Risk importance. In the risk importance ranking, which enterprise risk had the largest effect on portfolio variance? What is it about that risk’s position in the network that makes it particularly impactful?
Two risks confirmed. Run
prob_net_learn(graph, observations = list(A = 1, B = 1), num_samples = 1000). How does the portfolio cost distribution compare to seeing only \(A = 1\)? Is the combined effect larger or smaller than you’d expect from adding the individual effects?Add a fourth project. ★ Extend the network with a fourth project (e.g., a Bridge Inspection) with three tasks and three resources (Labor-4, Materials-4, Equipment-4), driven by the same three enterprise risks A, B, C. Add it to the portfolio node Y. How does total portfolio variance change? Does the risk importance ranking shift?

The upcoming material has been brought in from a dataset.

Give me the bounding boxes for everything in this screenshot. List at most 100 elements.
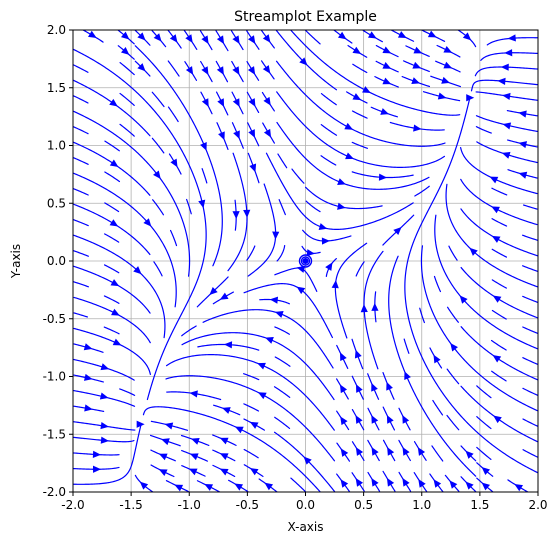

Causal graph design. ★ In the current model, Supply Chain Disruption (SC) drives both Labor Shortage (A) and Material Price Spike (B). Suppose you learn that, in practice, SC also affects Weather Delay (C) through disrupted logistics. Add an SC → C edge and update the C distribution to be conditional on SC. How does this change the see-versus-do analysis for C?